Poll: Only one in ten in G20 countries believe austerity will work

International unions warned of a dangerous credibility gap between G20 Leaders’ past statements on jobs and many G20 governments’ actions that are pushing economies back into recession and destroying jobs.

The warning came as global unemployment climbs towards 210 million with 75 million young people unemployed. The OECD and ILO estimate 21 million jobs need to be created each year to return to pre-crisis employment rates by 2015.

Sharan Burrow, General Secretary of the ITUC, said a global opinion poll commissioned by the ITUC showed only 13 % of people believe they have real influence on governments’ economic decisions, as the impact of G20 austerity policies that started in Toronto in 2010 take hold of family incomes and job security.

In a statement to G20 leaders, international unions said austerity measures in Europe and the premature withdrawal of government support for growth have pushed the Eurozone back into recession.
“Two thirds of people polled favoured investing in jobs and growth and only 10% austerity. While we have seen glimmers of a debate emerging in Europe in the last few weeks, it is just that. There is no plan, no confidence that there will be investment in job-centred growth,” said Sharan Burrow, ITUC General Secretary.

The global poll of 13 countries including 10 G20 economies showed 71% of people don’t feel they have job security, and only 11% have seen their incomes go up more than the cost of living.

“People want secure incomes and decent jobs. They want retirement incomes that they can depend on. The basis of economic stability is people having the confidence to spend; if people don’t have decent secure jobs, with an income, we won’t be able to work our way out of the financial crisis,” said John Evans, General Secretary of TUAC.

“The self-interest of those groups who are gaining from the current policies is on show. We need to bring the financial sector under control. Four years into this crisis and the bond markets are still dominating the economic policies, driven by the demands of the troika in Europe. Democratic governments not financial markets should set the growth agenda,” said Sharan Burrow, ITUC General Secretary.

“If we are to see our democracies as secure and have our economies come back to health, we need to restore the optimism and the democratic contract that is broken in Europe and right around the world. G20 leaders must listen to their citizens. Four years ago, at the onset of the crisis, the G20 demonstrated its effectiveness, but it has increasingly become out of touch with people,” said Sharan Burrow, General Secretary, ITUC.

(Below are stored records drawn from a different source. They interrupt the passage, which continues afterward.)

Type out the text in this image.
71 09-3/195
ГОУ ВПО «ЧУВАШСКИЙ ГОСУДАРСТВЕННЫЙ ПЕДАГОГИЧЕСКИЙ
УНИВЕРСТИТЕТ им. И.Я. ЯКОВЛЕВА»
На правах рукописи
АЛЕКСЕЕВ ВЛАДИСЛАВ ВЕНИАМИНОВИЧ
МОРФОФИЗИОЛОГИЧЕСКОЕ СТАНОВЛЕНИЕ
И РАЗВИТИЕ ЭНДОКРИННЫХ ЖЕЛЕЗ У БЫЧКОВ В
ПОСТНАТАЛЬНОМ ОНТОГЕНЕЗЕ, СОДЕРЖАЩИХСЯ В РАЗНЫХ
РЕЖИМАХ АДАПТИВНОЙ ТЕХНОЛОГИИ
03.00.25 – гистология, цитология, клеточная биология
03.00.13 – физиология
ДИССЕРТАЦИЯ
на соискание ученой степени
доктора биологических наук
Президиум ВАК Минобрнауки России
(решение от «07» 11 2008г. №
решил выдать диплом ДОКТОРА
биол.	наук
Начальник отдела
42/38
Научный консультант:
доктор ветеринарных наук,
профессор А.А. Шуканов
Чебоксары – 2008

Trade union leaders under the auspices of the Labour 20 are calling for:
- A “Los Cabos Growth and Jobs Plan”
- Regulation of the financial system and the introduction of a financial transactions tax
- A G20 action plan and fund to support the implementation of Social Protection floors
- Formalising the L20 and B20 to increase the governance and accountability of the G20, and a joint meeting of the G20 Finance and Labour Ministers
- Concrete action to implement the G20 Task Force recommendations on youth unemployment, with a mandate for renewed work by the Task Force that should report back to a G20 Labour Ministers’ Meeting under the Russian G20 Presidency.

Read the L20 statement to the G20 Summit at www.ituc-csi.org and www.tuac.org

The ITUC Global Poll represents the opinions of more than 1.4 billion people, or 20 percent of the current world population. TNS Opinion carried out the fieldwork from 10 April - 6 May 2012 in 13 countries: Belgium, Brazil, Bulgaria, Canada, France, Germany, Greece, Indonesia, Japan, Mexico, South Africa, UK and the USA.

Quota samples were used to reflect national proportions in terms of age, gender and region. In each country, approximately 1,000 respondents were interviewed, with a total of 13,087 respondents.